Erzählt wird Abby Fabiaschis in den USA überaus populärer Roman in Ichform von den drei  Starlings, ergänzt von Maddys Tagebuch-Auszügen. Anfangs wirkten die drei Stimmen authentisch und lassen hoffen auf die Aufklärung der Todesumstände. Wie Maddy ihr Leben und ihren frühen Tod hinnimmt, ohne Versäumtes zu bereuen, konnte mich nicht überzeugen. Die Starlings, beide Mitte der 60er Jahre geboren, lebten konventionelle  Rollenmuster vom Alleinverdiener und seiner treu sorgenden  Ehefrau.

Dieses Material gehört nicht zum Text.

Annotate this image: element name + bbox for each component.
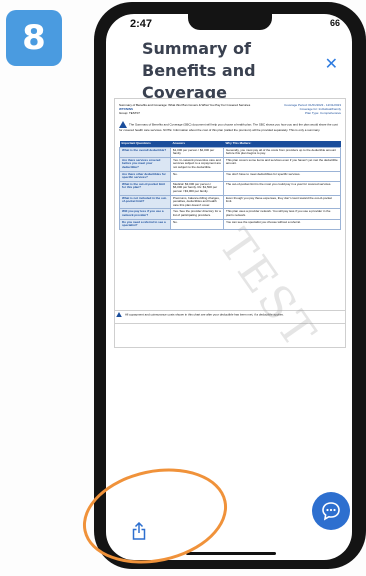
intro-text: The Summary of Benefits and Coverage (SB… <box>119 122 338 132</box>
table-row: What is the out-of-pocket limit for this… <box>119 180 341 196</box>
question-cell: What is not included in the out-of-pocke… <box>119 194 171 210</box>
why-cell: Generally, you must pay all of the costs… <box>223 146 341 158</box>
answer-cell: No. <box>170 170 224 182</box>
chat-button[interactable] <box>312 492 350 530</box>
question-cell: Are there other deductibles for specific… <box>119 170 171 182</box>
status-bar: 2:47 66 <box>106 14 352 36</box>
benefits-table: Important Questions Answers Why This Mat… <box>119 141 341 230</box>
document-head-right: Coverage Period: 01/01/2023 - 12/31/2023… <box>261 103 341 115</box>
answer-cell: $1,000 per person / $2,000 per family <box>170 146 224 158</box>
share-button[interactable] <box>132 521 146 545</box>
table-row: Are there services covered before you me… <box>119 156 341 172</box>
battery-icon: 66 <box>329 18 340 28</box>
document-subtitle: Summary of Benefits and Coverage: What t… <box>119 103 251 107</box>
table-row: Do you need a referral to see a speciali… <box>119 218 341 230</box>
answer-cell: Medical: $3,000 per person / $6,000 per … <box>170 180 224 196</box>
question-cell: Do you need a referral to see a speciali… <box>119 218 171 230</box>
question-cell: What is the overall deductible? <box>119 146 171 158</box>
answer-cell: Premiums, balance-billing charges, penal… <box>170 194 224 210</box>
table-row: Are there other deductibles for specific… <box>119 170 341 182</box>
document-footer: All copayment and coinsurance costs show… <box>114 310 346 324</box>
why-cell: The out-of-pocket limit is the most you … <box>223 180 341 196</box>
group-id: Group: TEST07 <box>119 111 140 115</box>
warning-icon <box>116 312 122 317</box>
status-time: 2:47 <box>130 18 153 30</box>
question-cell: Are there services covered before you me… <box>119 156 171 172</box>
table-row: What is not included in the out-of-pocke… <box>119 194 341 210</box>
table-row: What is the overall deductible? $1,000 pe… <box>119 146 341 158</box>
why-cell: Even though you pay these expenses, they… <box>223 194 341 210</box>
notch <box>188 14 272 30</box>
warning-icon <box>119 121 127 128</box>
document-head-left: Summary of Benefits and Coverage: What t… <box>119 103 259 115</box>
close-icon[interactable]: ✕ <box>325 54 338 73</box>
answer-cell: Yes. See the provider directory for a li… <box>170 208 224 220</box>
phone-screen: 2:47 66 Summary of Benefits and Coverage… <box>106 14 352 560</box>
answer-cell: Yes. In-network preventive care and serv… <box>170 156 224 172</box>
page-title: Summary of Benefits and Coverage <box>142 39 256 102</box>
document-intro: The Summary of Benefits and Coverage (SB… <box>119 121 341 132</box>
step-badge: 8 <box>6 10 62 66</box>
question-cell: Will you pay less if you use a network p… <box>119 208 171 220</box>
home-indicator <box>186 552 276 555</box>
why-cell: This plan covers some items and services… <box>223 156 341 172</box>
question-cell: What is the out-of-pocket limit for this… <box>119 180 171 196</box>
table-row: Will you pay less if you use a network p… <box>119 208 341 220</box>
plan-type: Plan Type: Comprehensive <box>305 111 341 115</box>
share-icon <box>132 521 146 540</box>
answer-cell: No. <box>170 218 224 230</box>
why-cell: This plan uses a provider network. You w… <box>223 208 341 220</box>
why-cell: You can see the specialist you choose wi… <box>223 218 341 230</box>
why-cell: You don't have to meet deductibles for s… <box>223 170 341 182</box>
chat-icon <box>322 502 340 521</box>
footer-text: All copayment and coinsurance costs show… <box>125 312 284 317</box>
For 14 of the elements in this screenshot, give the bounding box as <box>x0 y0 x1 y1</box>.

Für die Zeit, wenn Eve den ganzen Tag in der Schule sein würde, hatte Maddy offenbar keine Ziele  außer ehrenamtlich in der Bibliothek zu arbeiten.  In dieser Generation? Ernsthaft? 

Fabiaschis Erstling kommt mit der unübersehbaren Botschaft: Lebe heute und sprich mit deinen Mitmenschen, solange du es noch kannst. Vater und Tochter bereuen zwar ihr Verhalten gegenüber der Verstorbenen, entwickeln sich im Laufe der Handlung jedoch nur geringfügig weiter. Bücher mit Engeln, die auf Wolken schweben, gehören sonst nicht in mein Beuteschema. Hinter einem luftig leichten Buchcover  in Lack-Optik entwickelt sich eine Handlung, die nicht einmal andeutungsweise an Klischees kratzt und mir aus der Innenansicht zu wenig über die Personen vermitteln kann. Besonders bei Eve finde ich das ärgerlich.